OpenCV Image Size FAQs

How do I get the width and height of an image in OpenCV Python?

Read the image using cv2.imread(), then use height, width = img.shape[:2]. The first value is height and the second value is width.

Why does OpenCV img.shape return height before width?

OpenCV images are NumPy arrays, and array shape follows row-column order. Rows represent image height and columns represent image width, so the order is (height, width) for grayscale images and (height, width, channels) for color images.
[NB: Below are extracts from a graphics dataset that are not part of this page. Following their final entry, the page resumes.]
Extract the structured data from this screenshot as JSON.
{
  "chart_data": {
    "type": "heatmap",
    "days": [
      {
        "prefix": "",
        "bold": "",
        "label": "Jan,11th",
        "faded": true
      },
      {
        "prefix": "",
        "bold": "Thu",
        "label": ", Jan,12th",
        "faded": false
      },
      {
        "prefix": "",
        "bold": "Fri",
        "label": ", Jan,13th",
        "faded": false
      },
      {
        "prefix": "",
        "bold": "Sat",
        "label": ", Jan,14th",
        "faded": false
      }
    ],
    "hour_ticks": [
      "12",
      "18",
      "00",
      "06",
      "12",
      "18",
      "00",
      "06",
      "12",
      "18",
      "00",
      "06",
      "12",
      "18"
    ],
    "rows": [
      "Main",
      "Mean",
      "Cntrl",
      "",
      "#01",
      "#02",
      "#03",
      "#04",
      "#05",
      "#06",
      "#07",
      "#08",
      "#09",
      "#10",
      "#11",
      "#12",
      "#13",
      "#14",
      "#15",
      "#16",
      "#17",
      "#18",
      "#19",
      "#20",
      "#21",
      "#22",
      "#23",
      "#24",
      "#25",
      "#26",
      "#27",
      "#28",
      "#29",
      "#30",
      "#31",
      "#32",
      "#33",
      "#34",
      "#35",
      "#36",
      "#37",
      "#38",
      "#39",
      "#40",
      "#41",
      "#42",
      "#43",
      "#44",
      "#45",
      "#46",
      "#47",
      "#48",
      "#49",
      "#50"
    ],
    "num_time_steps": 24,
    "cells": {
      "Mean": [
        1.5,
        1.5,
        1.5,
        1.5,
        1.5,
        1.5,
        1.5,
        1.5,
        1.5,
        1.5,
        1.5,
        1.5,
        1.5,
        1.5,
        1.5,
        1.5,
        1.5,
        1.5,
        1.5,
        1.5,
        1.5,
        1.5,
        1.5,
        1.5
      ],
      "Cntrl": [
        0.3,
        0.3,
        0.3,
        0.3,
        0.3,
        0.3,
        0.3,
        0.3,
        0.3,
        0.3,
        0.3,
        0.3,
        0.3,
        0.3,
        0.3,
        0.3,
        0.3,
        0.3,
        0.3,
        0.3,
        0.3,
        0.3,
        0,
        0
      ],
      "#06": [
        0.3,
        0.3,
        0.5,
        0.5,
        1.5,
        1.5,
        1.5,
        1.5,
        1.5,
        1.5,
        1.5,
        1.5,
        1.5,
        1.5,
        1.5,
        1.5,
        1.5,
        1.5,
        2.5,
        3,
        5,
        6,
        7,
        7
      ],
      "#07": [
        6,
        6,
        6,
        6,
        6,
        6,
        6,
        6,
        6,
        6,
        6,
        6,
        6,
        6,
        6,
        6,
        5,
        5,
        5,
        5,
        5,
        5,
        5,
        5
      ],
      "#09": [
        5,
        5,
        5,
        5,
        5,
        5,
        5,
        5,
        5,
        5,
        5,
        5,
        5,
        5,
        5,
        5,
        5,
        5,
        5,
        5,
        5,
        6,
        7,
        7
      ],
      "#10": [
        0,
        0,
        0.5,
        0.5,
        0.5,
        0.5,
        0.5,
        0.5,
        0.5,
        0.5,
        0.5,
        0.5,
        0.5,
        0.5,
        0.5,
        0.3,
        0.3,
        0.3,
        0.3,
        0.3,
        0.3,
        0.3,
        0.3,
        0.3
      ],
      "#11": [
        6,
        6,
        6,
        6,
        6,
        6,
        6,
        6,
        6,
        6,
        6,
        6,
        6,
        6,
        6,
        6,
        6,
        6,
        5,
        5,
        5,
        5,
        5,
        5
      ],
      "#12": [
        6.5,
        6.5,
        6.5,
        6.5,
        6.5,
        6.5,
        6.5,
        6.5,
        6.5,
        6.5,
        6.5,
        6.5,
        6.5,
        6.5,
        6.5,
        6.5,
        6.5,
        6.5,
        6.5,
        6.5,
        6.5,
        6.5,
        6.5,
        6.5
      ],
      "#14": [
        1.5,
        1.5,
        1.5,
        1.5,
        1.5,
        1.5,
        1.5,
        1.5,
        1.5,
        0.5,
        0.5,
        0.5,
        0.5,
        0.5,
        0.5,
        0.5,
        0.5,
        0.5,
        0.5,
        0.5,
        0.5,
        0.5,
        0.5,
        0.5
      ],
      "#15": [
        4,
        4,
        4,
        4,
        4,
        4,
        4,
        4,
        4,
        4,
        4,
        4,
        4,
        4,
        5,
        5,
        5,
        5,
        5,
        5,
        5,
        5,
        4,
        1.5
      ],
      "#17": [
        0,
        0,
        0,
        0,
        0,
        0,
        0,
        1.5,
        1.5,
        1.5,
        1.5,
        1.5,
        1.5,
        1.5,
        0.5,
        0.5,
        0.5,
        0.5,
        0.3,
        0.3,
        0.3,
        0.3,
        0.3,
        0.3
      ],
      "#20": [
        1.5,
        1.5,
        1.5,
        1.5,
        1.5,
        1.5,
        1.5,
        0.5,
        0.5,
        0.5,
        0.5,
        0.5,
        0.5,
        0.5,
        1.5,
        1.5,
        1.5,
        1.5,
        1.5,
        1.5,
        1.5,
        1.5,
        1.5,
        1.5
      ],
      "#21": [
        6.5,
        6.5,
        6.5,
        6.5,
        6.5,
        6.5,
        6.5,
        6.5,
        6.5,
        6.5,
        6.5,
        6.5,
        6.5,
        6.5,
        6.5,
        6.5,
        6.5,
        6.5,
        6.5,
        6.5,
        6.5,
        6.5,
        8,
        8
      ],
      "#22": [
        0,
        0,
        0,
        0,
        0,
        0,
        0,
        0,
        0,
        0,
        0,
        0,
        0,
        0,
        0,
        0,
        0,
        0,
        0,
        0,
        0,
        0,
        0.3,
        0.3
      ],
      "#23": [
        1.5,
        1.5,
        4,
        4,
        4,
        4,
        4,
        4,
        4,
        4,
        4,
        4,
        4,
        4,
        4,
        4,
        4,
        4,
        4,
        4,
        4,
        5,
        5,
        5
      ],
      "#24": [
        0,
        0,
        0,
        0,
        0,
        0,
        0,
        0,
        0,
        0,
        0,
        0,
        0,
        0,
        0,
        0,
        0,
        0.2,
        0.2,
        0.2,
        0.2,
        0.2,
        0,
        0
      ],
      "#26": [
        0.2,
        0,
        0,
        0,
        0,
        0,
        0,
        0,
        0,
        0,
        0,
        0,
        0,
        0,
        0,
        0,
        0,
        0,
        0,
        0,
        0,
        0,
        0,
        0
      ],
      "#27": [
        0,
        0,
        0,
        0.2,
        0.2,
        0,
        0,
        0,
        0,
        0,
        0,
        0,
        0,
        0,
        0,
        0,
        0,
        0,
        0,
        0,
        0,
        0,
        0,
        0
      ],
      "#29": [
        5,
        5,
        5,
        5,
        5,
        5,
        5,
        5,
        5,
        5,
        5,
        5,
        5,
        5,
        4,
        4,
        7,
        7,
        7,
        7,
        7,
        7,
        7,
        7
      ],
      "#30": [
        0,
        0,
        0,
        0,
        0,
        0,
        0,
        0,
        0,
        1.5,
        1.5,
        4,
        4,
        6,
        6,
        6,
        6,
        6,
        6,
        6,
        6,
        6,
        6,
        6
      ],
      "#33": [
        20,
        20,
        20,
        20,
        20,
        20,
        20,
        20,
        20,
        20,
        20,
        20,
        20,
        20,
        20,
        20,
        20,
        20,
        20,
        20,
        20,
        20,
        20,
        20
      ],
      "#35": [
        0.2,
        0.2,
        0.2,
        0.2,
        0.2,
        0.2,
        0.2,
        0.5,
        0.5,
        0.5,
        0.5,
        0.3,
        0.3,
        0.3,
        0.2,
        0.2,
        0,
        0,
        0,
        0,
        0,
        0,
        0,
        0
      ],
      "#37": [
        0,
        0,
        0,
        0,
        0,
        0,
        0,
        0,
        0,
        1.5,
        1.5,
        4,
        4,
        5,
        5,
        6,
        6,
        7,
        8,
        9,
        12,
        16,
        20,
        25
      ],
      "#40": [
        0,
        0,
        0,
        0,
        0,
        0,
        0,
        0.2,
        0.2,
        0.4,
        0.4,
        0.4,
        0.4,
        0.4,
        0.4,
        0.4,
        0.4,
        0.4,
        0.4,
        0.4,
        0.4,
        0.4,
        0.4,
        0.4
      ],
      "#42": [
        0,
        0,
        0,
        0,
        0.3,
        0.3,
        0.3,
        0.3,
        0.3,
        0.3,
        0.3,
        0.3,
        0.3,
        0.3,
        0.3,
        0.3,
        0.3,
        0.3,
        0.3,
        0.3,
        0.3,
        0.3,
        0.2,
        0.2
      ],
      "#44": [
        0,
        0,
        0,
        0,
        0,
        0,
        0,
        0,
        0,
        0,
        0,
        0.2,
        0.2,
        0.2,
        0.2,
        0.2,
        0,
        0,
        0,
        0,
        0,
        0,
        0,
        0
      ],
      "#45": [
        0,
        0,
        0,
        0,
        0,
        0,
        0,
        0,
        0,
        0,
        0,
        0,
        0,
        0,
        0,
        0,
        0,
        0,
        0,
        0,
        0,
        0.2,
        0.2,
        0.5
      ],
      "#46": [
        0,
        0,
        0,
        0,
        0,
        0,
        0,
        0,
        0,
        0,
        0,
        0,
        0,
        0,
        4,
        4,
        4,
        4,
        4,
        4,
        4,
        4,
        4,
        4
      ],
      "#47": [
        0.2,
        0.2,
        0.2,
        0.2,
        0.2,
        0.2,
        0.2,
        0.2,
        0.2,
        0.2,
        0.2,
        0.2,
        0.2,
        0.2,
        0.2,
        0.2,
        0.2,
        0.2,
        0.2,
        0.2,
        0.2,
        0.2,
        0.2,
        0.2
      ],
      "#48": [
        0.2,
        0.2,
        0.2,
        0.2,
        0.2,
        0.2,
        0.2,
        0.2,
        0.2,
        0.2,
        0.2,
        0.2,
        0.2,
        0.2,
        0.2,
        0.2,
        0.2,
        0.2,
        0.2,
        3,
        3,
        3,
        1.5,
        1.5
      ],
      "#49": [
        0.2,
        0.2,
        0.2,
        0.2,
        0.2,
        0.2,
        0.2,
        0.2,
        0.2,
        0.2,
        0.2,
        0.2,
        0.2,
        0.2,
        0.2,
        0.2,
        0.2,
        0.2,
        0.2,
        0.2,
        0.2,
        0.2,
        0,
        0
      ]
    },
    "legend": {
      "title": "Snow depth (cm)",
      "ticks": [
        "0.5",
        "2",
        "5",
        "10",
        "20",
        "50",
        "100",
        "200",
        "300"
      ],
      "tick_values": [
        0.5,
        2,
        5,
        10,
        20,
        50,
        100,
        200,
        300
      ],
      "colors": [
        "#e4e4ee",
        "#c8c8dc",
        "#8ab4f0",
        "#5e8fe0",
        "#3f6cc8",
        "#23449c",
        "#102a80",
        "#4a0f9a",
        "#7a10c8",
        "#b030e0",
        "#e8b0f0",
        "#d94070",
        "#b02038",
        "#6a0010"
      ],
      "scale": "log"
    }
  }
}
How can I get the number of channels in an OpenCV image?

For a color image, use img.shape[2]. For grayscale images, there may be no third dimension, so check len(img.shape) before accessing the channel index.

What is the difference between image size and file size in OpenCV?

Image size usually means pixel dimensions such as width and height. File size means how much storage space the image file uses on disk, such as KB or MB. img.shape gives pixel dimensions, not file size.

Can img.shape measure the real-world size of an object in an image?

No. img.shape gives the pixel dimensions of the full image array. Measuring a real-world object requires calibration, reference scale, or camera geometry in addition to pixel measurements.

Editorial QA Checklist for OpenCV Image Size Tutorial

  • Verify that img.shape is explained as (height, width, channels) for color images.
  • Confirm that grayscale examples do not access img.shape[2].
  • Check that examples using cv2.imread() include a clear path-failure guard when added for production-style usage.
  • Make sure width-height display examples convert from OpenCV order correctly.
  • Keep the difference between pixel dimensions, total array elements, and file size clear.

Summary of Getting Image Size in OpenCV Python

Concluding this OpenCV Python Tutorial, we have learnt how to get the image shape using OpenCV ndarray.shape. Use img.shape[:2] when you need height and width, use img.shape[2] only when a channel dimension exists, and remember that OpenCV reports image dimensions as height first and width second.